这不是小空,不是。史精忠的大脑中好像有光芒撕破黑云投射进来,这一切都不对,是有人陷害自己。

兔子急了也踹鹰,就是那天史仗义带着人冲进房间时的想法了。床头的花瓶被摔碎在床边,破碎的玫瑰和着水散落了一地。史精忠手里紧紧抓着尖锐的瓷片,不知是为了防身,还是为了用疼痛保持清醒,史精忠裹着毯子缩在床脚,裸露的两条白皙长腿证明了毯子下并没有衣物,戒备地看着他,眼神却无法聚焦。史仗义只觉得怒火要烧穿他的天灵盖,史艳文派来的手下训练有素,自然不是几个乌合之众能够对抗的,几下便将史精忠救了出来。

等收拾好这一切,所有人都从房间里退出去,史仗义嫌恶地扯掉史精忠身上的毯子,用自己的衣物紧紧地裹住发抖的大哥。

他在那一刻意识到他身为a的责任,而他耽误得也太多了,连保护好自己的o这样的本能也几乎快忘了。

后悔和自责撕扯着他的心,他嘴上说着不在乎,心里却头一回害怕。史仗义深刻地感受到其实他刚才离失去那么近。若是史精忠出了什么事,他要怎么办?就算杀了这些蝼蚁,还能还他一个完好的大哥吗?

不要怕,不要怕,我在这里,我是小空啊,大哥。确确实实抱住大哥时,他不断安抚着史精忠,同时也安抚着自己。
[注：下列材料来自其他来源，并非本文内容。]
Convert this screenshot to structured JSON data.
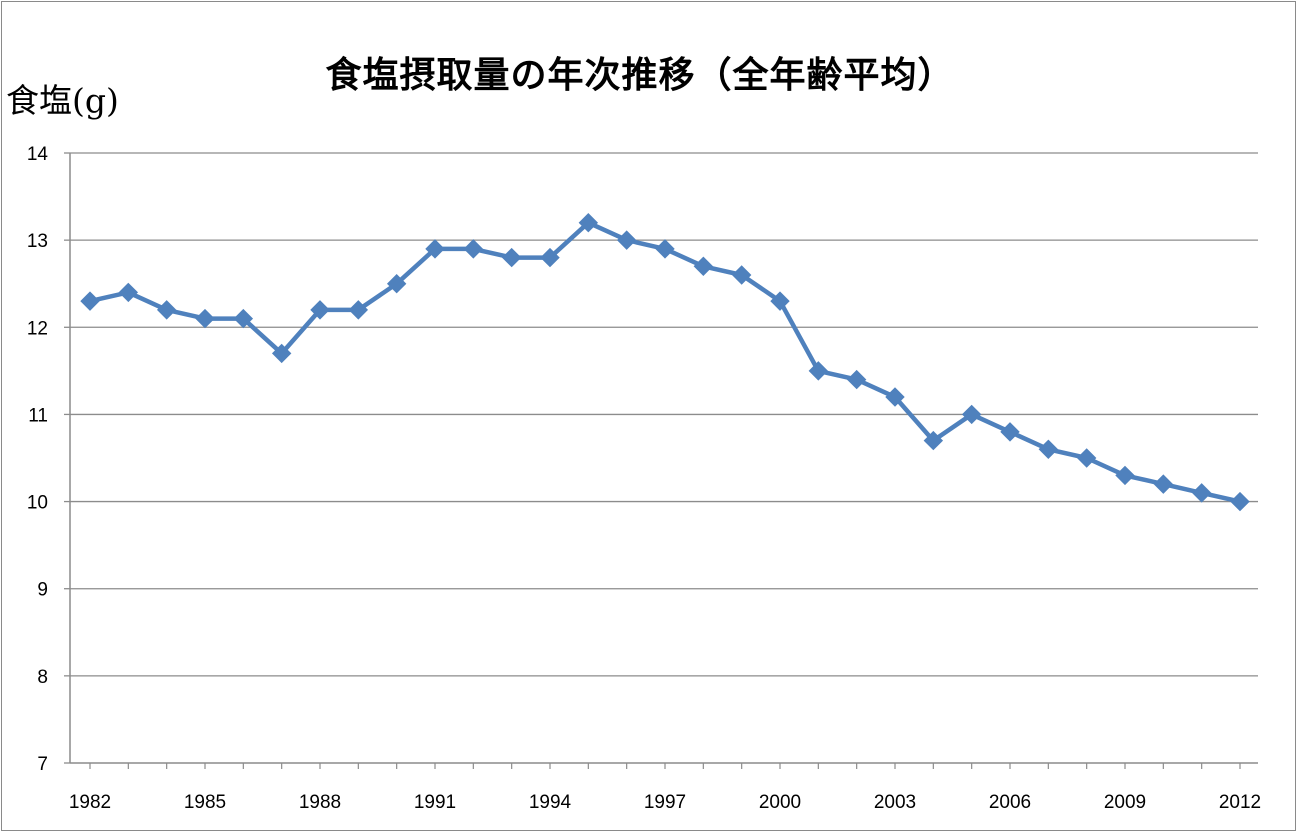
{
  "chart_data": {
    "type": "line",
    "title": "食塩摂取量の年次推移（全年齢平均）",
    "ylabel": "食塩(g)",
    "xlabel": "",
    "ylim": [
      7,
      14
    ],
    "yticks": [
      7,
      8,
      9,
      10,
      11,
      12,
      13,
      14
    ],
    "xtick_labels": [
      "1982",
      "1985",
      "1988",
      "1991",
      "1994",
      "1997",
      "2000",
      "2003",
      "2006",
      "2009",
      "2012"
    ],
    "grid": true,
    "legend": "none",
    "series": [
      {
        "color": "#4f81bd",
        "marker": "diamond",
        "x": [
          1982,
          1983,
          1984,
          1985,
          1986,
          1987,
          1988,
          1989,
          1990,
          1991,
          1992,
          1993,
          1994,
          1995,
          1996,
          1997,
          1998,
          1999,
          2000,
          2001,
          2002,
          2003,
          2004,
          2005,
          2006,
          2007,
          2008,
          2009,
          2010,
          2011,
          2012
        ],
        "values": [
          12.3,
          12.4,
          12.2,
          12.1,
          12.1,
          11.7,
          12.2,
          12.2,
          12.5,
          12.9,
          12.9,
          12.8,
          12.8,
          13.2,
          13.0,
          12.9,
          12.7,
          12.6,
          12.3,
          11.5,
          11.4,
          11.2,
          10.7,
          11.0,
          10.8,
          10.6,
          10.5,
          10.3,
          10.2,
          10.1,
          10.0
        ]
      }
    ]
  }
}
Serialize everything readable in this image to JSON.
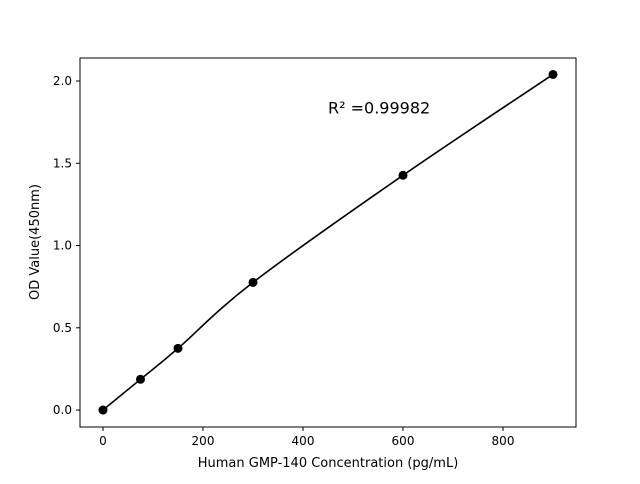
{
  "chart_data": {
    "type": "scatter",
    "title": "",
    "xlabel": "Human GMP-140 Concentration (pg/mL)",
    "ylabel": "OD Value(450nm)",
    "xlim": [
      -46,
      946
    ],
    "ylim": [
      -0.103,
      2.14
    ],
    "xticks": [
      0,
      200,
      400,
      600,
      800
    ],
    "xtick_labels": [
      "0",
      "200",
      "400",
      "600",
      "800"
    ],
    "yticks": [
      0.0,
      0.5,
      1.0,
      1.5,
      2.0
    ],
    "ytick_labels": [
      "0.0",
      "0.5",
      "1.0",
      "1.5",
      "2.0"
    ],
    "grid": false,
    "series": [
      {
        "x": [
          0,
          75,
          150,
          300,
          600,
          900
        ],
        "y": [
          0.0,
          0.187,
          0.375,
          0.776,
          1.427,
          2.04
        ],
        "marker": "circle",
        "line": "smooth fit",
        "color": "#000000"
      }
    ],
    "annotations": [
      {
        "text": "R² =0.99982",
        "x": 450,
        "y": 1.84
      }
    ]
  }
}
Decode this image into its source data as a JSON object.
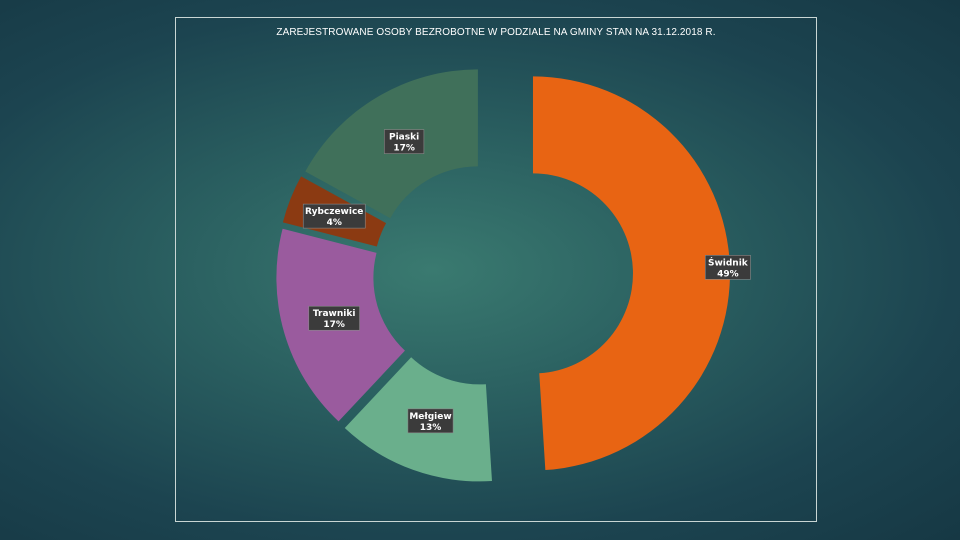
{
  "chart_data": {
    "type": "pie",
    "title": "ZAREJESTROWANE OSOBY BEZROBOTNE W PODZIALE NA GMINY STAN NA 31.12.2018 R.",
    "slices": [
      {
        "label": "Świdnik",
        "value": 49,
        "value_label": "49%",
        "color": "#e86413"
      },
      {
        "label": "Mełgiew",
        "value": 13,
        "value_label": "13%",
        "color": "#6aaf8c"
      },
      {
        "label": "Trawniki",
        "value": 17,
        "value_label": "17%",
        "color": "#9a5b9e"
      },
      {
        "label": "Rybczewice",
        "value": 4,
        "value_label": "4%",
        "color": "#8b3a12"
      },
      {
        "label": "Piaski",
        "value": 17,
        "value_label": "17%",
        "color": "#40705a"
      }
    ]
  }
}
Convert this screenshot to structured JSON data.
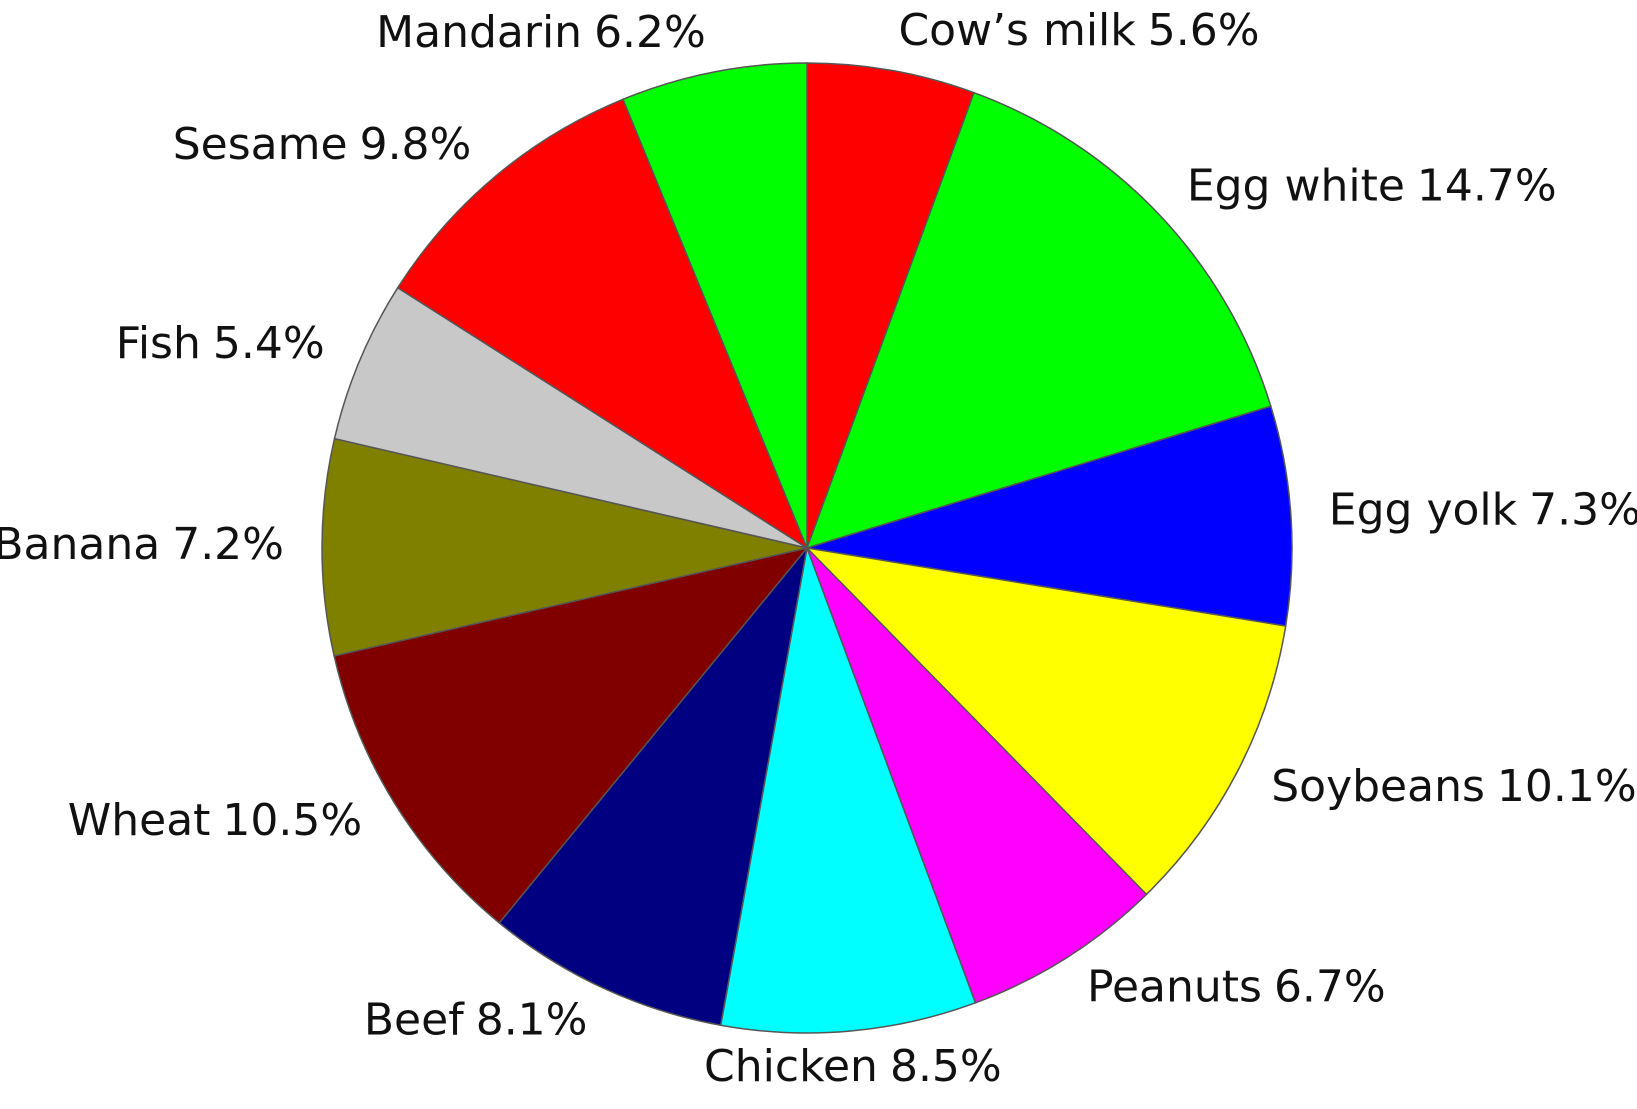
{
  "chart_data": {
    "type": "pie",
    "categories": [
      "Cow’s milk",
      "Egg white",
      "Egg yolk",
      "Soybeans",
      "Peanuts",
      "Chicken",
      "Beef",
      "Wheat",
      "Banana",
      "Fish",
      "Sesame",
      "Mandarin"
    ],
    "values": [
      5.6,
      14.7,
      7.3,
      10.1,
      6.7,
      8.5,
      8.1,
      10.5,
      7.2,
      5.4,
      9.8,
      6.2
    ],
    "value_labels": [
      "5.6%",
      "14.7%",
      "7.3%",
      "10.1%",
      "6.7%",
      "8.5%",
      "8.1%",
      "10.5%",
      "7.2%",
      "5.4%",
      "9.8%",
      "6.2%"
    ],
    "colors": [
      "#ff0000",
      "#00ff00",
      "#0000ff",
      "#ffff00",
      "#ff00ff",
      "#00ffff",
      "#000080",
      "#800000",
      "#808000",
      "#c8c8c8",
      "#ff0000",
      "#00ff00"
    ]
  }
}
还好,我还不曾失去你,我还可以去弥补。史仗义在劫后余生的庆幸里,在史精忠的配合指引下,第一次真正进入了o孕育生命的所在,唯一的遗憾是这一切做的太过仓促,而史精忠又仿佛受惊的猫,稍微的不安全感都会让他颤抖。

在让人战栗的高潮里,他标记了史精忠,彻底地拥有了他的大哥,他的o,他命中注定,骨血相连的爱人。

清晨的光照在史精忠的眼睑上,一睁开眼便看到弟弟放大的笑脸,动一动身体仍能感受到隐秘的酸痛。

大哥,昨晚的事先不提,你觉得自己有什么不同吗?小空的笑暗示意味太过明显,史精忠下意识地摸了摸自己的腺体。

一个完整的,新鲜的标记。

你!史精忠皱起了眉头,这下该怎么交代呢?

有什么不好交代的。史仗义的手贴上大哥的脖颈,阳光落在白发的青年身上,圣洁而脆弱,好像一片羽毛。他感受着大哥的体温,从今以后,该换我保护你了,大哥。